How it works, step by step
The usual meeting point is the official landing field at the entrance to the village, though you should confirm directly with the provider when booking. From there you drive up to the launch: 6.5 kilometres, of which 5 are tarmac and 1.5 are dirt track, about 15 minutes of switchbacks with increasingly ridiculous views.
- Briefing: ten minutes covering the takeoff run, body position, and the landing. Your only real job is to run when told and not sit down in the harness too early.
- Gear: harness, helmet, all provided. You sit in front, the pilot behind.
- Takeoff: a handful of steps down the slope and the wing does the rest. It feels far gentler than you expect, more like an elevator than a rollercoaster.
- The flight: duration depends entirely on the day. With good thermals the pilot can spiral upwards and stretch the flight; on a calm evening it is a smooth glide down to the valley. Budget around two hours for the whole experience including the drive up and briefing.
- Landing: in the big field at the village entrance. Lift your feet, let the pilot work, done.
The best moment
Honestly, it is not the takeoff. It is the minute when your brain stops auditing the equipment and you actually look down: the granite lanes of Linhares threaded between boulders, the castle with its two towers, the Mondego valley opening to the north. It is the only viewpoint that does the village justice. If conditions are right, you may share the air with raptors riding the same thermals. Experienced pilots watch the birds to find rising air, and seeing a vulture circle twenty metres off your wingtip is the sort of thing you will still be describing at dinner parties years later.
Practical tips
- Clothing: bring a windproof layer even in July. At altitude with airflow in your face, the perceived temperature drops fast. Closed shoes with decent grip, never sandals.
- Stomach: eat something light beforehand, neither fasting nor fresh from a three-course lunch. Save the feast for afterwards at Restaurante Cova da Loba in the village, which is the correct reward for jumping off a mountain.

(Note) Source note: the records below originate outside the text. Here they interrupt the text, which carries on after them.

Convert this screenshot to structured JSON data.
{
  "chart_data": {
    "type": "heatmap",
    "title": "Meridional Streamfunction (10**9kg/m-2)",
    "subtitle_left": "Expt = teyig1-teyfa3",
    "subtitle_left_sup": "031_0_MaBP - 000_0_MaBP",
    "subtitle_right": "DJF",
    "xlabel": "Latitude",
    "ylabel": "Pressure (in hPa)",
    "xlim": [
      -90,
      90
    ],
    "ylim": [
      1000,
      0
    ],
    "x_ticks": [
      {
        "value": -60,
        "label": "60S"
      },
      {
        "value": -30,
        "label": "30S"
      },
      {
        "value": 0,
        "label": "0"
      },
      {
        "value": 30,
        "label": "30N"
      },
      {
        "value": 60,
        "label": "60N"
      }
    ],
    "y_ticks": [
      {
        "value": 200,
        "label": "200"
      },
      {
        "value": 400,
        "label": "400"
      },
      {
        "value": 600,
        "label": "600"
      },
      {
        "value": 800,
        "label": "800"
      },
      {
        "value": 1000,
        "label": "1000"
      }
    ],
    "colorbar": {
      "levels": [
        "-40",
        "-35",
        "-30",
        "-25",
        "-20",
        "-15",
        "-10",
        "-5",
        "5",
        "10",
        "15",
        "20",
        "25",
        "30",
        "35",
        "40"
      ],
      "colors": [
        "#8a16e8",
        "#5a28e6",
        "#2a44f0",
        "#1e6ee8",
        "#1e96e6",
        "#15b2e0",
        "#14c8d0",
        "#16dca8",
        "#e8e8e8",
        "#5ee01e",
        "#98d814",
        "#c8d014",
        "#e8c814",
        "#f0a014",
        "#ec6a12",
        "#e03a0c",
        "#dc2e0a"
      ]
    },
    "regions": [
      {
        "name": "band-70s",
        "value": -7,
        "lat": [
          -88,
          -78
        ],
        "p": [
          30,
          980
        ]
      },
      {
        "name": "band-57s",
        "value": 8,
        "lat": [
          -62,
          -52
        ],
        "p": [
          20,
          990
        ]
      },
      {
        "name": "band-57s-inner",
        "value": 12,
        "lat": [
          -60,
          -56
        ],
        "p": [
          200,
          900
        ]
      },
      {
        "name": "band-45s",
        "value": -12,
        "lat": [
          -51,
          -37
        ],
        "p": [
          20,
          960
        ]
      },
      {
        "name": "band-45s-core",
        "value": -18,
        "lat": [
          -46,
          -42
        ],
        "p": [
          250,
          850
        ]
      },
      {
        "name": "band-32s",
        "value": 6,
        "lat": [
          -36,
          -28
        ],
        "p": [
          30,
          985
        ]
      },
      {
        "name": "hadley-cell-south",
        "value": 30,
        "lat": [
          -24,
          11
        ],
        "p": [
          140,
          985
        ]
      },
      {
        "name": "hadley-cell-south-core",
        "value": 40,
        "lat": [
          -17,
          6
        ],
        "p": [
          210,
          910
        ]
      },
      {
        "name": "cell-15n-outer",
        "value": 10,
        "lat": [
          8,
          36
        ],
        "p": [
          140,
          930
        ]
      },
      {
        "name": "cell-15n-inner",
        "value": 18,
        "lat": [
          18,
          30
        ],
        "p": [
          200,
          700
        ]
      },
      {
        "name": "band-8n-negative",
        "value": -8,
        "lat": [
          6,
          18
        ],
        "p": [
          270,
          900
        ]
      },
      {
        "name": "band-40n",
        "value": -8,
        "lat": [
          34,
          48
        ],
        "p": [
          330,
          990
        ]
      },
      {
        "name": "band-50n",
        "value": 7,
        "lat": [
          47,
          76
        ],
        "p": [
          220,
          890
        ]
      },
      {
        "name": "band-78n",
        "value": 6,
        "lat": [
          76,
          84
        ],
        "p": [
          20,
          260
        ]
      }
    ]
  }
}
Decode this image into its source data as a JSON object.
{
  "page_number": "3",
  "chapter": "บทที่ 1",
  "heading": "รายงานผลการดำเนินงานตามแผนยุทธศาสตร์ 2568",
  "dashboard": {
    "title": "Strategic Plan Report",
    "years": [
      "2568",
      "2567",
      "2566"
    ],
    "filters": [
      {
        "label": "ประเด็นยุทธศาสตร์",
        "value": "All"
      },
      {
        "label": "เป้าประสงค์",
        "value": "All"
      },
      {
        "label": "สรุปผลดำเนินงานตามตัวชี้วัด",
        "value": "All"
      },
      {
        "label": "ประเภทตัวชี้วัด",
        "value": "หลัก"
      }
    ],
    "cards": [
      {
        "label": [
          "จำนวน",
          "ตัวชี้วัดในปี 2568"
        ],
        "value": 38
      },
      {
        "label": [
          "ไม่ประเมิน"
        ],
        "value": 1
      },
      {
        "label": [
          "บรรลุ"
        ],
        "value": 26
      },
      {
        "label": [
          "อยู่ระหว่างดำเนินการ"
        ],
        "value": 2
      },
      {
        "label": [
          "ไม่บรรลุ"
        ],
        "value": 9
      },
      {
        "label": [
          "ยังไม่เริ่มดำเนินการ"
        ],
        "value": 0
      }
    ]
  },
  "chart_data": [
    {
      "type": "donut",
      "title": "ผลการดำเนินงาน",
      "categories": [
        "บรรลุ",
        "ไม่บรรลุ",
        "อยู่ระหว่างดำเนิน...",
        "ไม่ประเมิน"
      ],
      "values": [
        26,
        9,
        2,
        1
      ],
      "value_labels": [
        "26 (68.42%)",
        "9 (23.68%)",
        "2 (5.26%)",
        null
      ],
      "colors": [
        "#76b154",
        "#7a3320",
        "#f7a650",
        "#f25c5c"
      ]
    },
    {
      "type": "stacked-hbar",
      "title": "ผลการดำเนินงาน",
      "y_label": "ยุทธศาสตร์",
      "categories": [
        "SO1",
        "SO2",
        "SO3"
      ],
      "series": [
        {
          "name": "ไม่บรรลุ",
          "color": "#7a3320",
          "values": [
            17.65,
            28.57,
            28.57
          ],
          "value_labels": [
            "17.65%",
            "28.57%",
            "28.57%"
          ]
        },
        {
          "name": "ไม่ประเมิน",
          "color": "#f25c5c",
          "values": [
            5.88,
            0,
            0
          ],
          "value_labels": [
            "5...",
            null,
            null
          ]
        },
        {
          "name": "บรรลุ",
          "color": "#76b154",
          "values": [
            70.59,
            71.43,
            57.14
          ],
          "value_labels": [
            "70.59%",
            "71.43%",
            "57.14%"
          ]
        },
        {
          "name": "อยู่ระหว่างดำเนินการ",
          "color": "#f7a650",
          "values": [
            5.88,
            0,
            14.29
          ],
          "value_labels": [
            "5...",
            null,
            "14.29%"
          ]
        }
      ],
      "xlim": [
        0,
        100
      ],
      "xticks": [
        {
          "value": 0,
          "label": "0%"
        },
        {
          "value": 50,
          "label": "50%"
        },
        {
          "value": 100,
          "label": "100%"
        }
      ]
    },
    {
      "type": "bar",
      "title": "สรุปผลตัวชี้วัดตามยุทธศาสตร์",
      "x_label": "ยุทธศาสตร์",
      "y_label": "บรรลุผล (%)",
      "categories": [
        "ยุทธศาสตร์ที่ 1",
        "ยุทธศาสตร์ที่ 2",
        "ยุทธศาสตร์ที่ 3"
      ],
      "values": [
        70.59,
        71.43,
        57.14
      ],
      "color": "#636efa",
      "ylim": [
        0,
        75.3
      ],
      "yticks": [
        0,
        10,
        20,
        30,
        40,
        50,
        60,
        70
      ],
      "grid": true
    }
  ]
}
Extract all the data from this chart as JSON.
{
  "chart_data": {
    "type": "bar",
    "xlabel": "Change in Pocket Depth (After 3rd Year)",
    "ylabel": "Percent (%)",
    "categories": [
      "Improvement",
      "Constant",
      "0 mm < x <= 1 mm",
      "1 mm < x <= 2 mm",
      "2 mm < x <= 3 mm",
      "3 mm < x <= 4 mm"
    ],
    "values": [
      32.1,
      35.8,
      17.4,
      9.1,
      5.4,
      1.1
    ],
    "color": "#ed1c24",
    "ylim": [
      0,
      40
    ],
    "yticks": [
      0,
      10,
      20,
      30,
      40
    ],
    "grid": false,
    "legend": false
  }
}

- Weather: flights are only confirmed 24 to 48 hours ahead because everything depends on wind. Favourable directions at Linhares are southwest, west, northwest and north. If your operator cancels, take it as proof they take safety seriously, and build flexibility into your plans.
- Season: spring and early summer bring the strongest thermals. For atmosphere, aim for the summer festival, when the sky above the village fills with colour and baptism flights run back to back. For quiet, book a midweek slot outside festival dates.
- Photos: ask whether the pilot carries a camera. Holding your phone mid-flight is how phones end up in the Mondego valley.
Before and after the flight
Do not treat this as a drive-by activity. Stay the night, for instance at the INATEL Linhares da Beira Hotel Rural, so you are at the meeting point without a pre-dawn drive. The next morning, walk the ground you flew over: the trails around Linhares range from easy strolls to genuine climbs. And give the village itself a slow couple of hours, because it really is a museum with no walls or ticket: pillory, manor houses, and a castle you will want to climb again just to watch the paragliders drift past at eye level.
Getting there
Linhares da Beira is in the municipality of Celorico da Beira, about 20 minutes from the A25 motorway exit. There is no practical public transport to the village, so a car is essentially mandatory. The landing field sits right at the village entrance and is impossible to miss: on flying days it is the flat meadow full of folded wings and pilots packing kit.
One honest closing note: this is not a theme park ride with fixed departure times. It is real free flight, run by people who fly because they love it, and the weather has the final word. That unpredictability is half of what makes it worth doing. When the day is right and the wing inflates above the Cathedral, you understand why some people rearrange their whole lives around this.